C'est à cette époque, du temps de Nicolas I-er, qu'apparaît un grand auteur russe,
l'archimandrite Alexandre Boukharev1. Moine à la Trinité-Saint-Serge, savant théologien
et bibliste, il publia L'orthodoxie et Sa relation à la modernité. Ce livre fut le premier à
soulever la question des deux conceptions que nous avons évoquées, à affirmer la nécessité
de les réunir. Pour l'auteur, les problèmes qui agitent l'humanité - la culture, la création, la
justice sociale et bien d'autres - ne sont pas indifférents au christianisme; au contraire,
les idéaux spirituels de l'Évangile peuvent jouer un grand rôle dans leur résolution.

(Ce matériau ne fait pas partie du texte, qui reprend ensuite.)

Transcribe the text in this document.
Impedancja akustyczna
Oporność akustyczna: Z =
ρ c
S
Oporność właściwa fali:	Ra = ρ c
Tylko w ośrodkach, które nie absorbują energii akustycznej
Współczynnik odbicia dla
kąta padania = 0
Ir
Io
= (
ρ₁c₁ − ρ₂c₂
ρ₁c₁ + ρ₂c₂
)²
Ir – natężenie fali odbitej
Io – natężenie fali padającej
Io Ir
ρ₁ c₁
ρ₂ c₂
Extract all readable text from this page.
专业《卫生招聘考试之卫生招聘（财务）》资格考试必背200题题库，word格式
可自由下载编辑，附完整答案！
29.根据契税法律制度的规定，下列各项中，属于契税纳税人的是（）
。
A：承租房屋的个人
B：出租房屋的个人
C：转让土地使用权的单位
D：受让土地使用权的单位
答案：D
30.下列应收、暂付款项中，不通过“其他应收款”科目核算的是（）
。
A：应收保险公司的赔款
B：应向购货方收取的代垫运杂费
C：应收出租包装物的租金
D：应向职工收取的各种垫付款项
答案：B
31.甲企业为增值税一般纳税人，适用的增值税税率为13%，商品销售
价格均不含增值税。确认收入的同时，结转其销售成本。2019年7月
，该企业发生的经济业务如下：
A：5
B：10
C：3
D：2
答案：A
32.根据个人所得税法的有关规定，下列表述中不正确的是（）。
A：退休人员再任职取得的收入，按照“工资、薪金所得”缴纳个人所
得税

Mais on cria haro sur Boukharev. On le dénigra dans la presse. On le persécuta tellement
qu'il finit par jeter son froc et abandonner ses fonctions ecclésiastiques. Il travailla
comme journaliste et mourut bientôt dans la misère et l'oubli. On conserva longtemps son
souvenir. Au début du XX-e siècle, Florenski rassembla ses œuvres. Nombre de ses écrits
demeurent inédits.
Plus tard, Tolstoï posa la même question, mais tout autrement. Pour lui, l'héritage du
christianisme - comme accumulation de traditions développées à partir de l'Évangile - n'est
qu'un fardeau inutile, le poids des siècles. Il propose de tout rejeter pour revenir au noyau
de départ. D'aucuns pourraient dire qu'il a suivi les orientations du protestantisme. Ce
n'est pas exact, car Tolstoï, en tant que penseur, n'a jamais été chrétien. Il avait une
autre forme de pensée, proche des doctrines orientales de l'Inde et de la Chine. C'est
pourquoi son conflit avec la théologie et avec l'Église ne s'apparente pas à une opposition
entre deux conceptions du christianisme ; il faut plutôt le considérer comme un phénomène
connexe.
Quant à Vladimir Soloviov2, grande figure de la philosophie mondiale, il sut, à une époque où
le matérialisme et le positivisme régnaient en maîtres, aborder d'une manière percutante
le problème des valeurs spirituelles et toucher les cercles les plus cultivés de son temps.
Des personnalités aussi universelles sont extrêmement rares. Soloviov réunissait en lui le
poète et le critique, le philosophe et le théologien, l'historien de la philosophie et le
journaliste.
Dans ses Leçons Sur la divino-humanité, Soloviov a posé cette question : la Bonne Nouvelle
du Christ n'est-elle qu'une méthode individuelle pour le salut de l'âme ? N'est-elle que la
voie personnelle de chaque homme, qui se perfectionne pour obtenir après sa mort la
béatitude éternelle ? Si c'est le cas, le christianisme ne se différencierait pas des autres
systèmes religieux ; ne trouve-t-on pas, en effet, la même idée dans l'islam et dans les
religions orientales ? Soloviov adopte un tout autre point de vue. Pour lui, le christianisme
est la ligne qui unit le supérieur et l'inférieur, le divin et l'humain. Si la spiritualité
chrétienne est divino-humaine, cela veut dire que rien dans l'histoire ne lui est indifférent.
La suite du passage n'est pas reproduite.